И, опустив голову, словно размышляя, как в самом деле отблагодарить человека за его благодеяния, замер, напрягся, страдая всем своим телом, всем своим существом – глазами, плечами, грудью и пропел страстно и горько:
– О-ой, мы страдали, как стра-да-ли!
Да нам страда-аний недодали!
Ох и голосище был у отца, ох и голосище, куда что девается…
В вагоне сделалось тихо.
Отец налил в кружку коньяк и протянул.
Я взял, но не пил, удивленный, пораженный даже, не голосом отцовским – талантом.
– Это что ж за песня такая?
– Это, сынок, не песня, – мотнул головой отец. – Это «Страдание»… Уважали их у нас в деревне, часто пели.
– Забацай еще, Монастырь! – громко и весело потребовал кто-то из соседней клетки.
– Э-эх дорога, ты, до-ро-га!
Пострадай еще немного! —
откликнулся на просьбу отец, пропев так же выразительно и красиво. Было видно, что сочинил он это прямо сейчас, на ходу, и что это не составляет ему никакого труда.
Он был талантлив, отец…
– А еще, Монастырь, давай еще! – требуя продолжения, закричали в соседних клетках.
– Концерт по заявкам окончен, – в тон, громко и весело отозвался отец и, глянув на тебя, объяснил трагическим шепотом:
– Без гармони не могу!
– А где гармонь?
– Нету… Нету гармони, – потерянно проговорил отец и опустил глаза.
Ты невольно улыбнулся и отвернулся, чтобы твоя улыбка не обидела. Только что открывшаяся тайна твоего рождения сменилась тайной пропавшей отцовской гармони.
Коньяк отдавал не клопами даже – жженным на грязной печи сахаром и сырыми тряпками.

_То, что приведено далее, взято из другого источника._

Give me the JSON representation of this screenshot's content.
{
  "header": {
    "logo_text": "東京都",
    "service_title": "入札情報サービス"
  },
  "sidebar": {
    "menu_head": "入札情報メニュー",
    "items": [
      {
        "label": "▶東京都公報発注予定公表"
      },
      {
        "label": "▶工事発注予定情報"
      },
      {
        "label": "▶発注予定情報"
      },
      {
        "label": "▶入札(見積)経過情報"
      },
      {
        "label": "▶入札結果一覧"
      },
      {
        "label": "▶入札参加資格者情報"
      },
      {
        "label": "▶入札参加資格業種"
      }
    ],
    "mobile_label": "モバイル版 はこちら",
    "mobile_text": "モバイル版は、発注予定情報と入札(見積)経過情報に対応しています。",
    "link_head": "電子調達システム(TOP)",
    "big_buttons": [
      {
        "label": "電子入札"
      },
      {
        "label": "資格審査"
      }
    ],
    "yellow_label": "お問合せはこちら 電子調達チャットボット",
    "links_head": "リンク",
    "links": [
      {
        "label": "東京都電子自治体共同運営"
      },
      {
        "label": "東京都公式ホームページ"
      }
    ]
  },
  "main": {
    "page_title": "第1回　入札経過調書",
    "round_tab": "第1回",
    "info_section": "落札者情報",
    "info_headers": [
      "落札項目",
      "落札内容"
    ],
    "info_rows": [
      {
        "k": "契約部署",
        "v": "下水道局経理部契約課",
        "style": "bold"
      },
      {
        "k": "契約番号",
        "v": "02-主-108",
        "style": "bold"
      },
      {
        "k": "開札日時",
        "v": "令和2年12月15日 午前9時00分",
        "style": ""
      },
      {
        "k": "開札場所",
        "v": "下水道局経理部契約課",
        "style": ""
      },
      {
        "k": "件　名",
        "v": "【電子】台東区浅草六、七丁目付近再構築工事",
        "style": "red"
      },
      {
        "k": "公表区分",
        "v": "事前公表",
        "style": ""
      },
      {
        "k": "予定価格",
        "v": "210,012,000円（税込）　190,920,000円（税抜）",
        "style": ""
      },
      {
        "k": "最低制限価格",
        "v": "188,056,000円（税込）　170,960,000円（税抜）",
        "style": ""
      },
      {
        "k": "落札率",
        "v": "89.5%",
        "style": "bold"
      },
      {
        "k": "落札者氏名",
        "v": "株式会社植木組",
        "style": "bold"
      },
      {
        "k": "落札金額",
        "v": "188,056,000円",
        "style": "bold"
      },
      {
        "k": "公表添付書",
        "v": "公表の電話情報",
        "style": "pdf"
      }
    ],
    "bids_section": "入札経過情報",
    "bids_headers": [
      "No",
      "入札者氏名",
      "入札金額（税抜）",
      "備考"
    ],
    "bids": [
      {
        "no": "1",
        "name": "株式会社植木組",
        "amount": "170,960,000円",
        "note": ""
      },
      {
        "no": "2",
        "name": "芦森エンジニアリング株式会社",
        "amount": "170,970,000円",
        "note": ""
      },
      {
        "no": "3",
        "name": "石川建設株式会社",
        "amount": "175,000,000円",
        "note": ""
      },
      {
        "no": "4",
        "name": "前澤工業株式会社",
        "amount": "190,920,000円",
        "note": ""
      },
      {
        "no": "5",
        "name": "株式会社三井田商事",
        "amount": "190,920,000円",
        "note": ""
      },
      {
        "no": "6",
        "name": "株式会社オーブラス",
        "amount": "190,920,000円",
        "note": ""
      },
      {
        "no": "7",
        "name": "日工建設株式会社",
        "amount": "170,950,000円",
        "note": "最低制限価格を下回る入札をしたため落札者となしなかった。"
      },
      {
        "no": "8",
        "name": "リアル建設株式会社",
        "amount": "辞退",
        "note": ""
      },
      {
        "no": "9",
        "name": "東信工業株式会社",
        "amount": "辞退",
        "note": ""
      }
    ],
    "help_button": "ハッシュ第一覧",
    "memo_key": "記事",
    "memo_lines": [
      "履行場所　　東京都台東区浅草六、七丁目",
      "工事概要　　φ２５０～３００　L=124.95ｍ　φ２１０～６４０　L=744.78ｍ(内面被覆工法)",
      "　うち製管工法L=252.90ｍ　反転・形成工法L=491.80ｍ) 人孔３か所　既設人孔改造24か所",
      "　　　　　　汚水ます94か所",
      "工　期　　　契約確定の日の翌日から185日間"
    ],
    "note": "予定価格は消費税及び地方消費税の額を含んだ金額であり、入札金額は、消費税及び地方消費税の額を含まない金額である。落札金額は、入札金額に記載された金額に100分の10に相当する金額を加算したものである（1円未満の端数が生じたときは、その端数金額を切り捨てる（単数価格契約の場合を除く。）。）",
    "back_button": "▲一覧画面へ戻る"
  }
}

Отец был един в трех причудливо совмещенных лицах: первое – старый, но все еще бойкий, шальной и веселый деревенский паренек, второе – видавший виды зэк-рецидивист и третье – бестолковый и несчастный гражданин великой и расхристанной державы, которая беспрестанно гробит его, презирая, и которую он ненавидит за это презрение и ответно мстит.
Быстро, на глазах, пьянея, делаясь болтливым и неинтересным, отец все же сумел рассказать тебе про то, как после снятия обвинения в убийстве и освобождения он на радостях приехал в Москву на сына своего одним глазком глянуть и встретил тебя, гуляющего с нянькой, и там же на лавочке всю свою историю рассказал.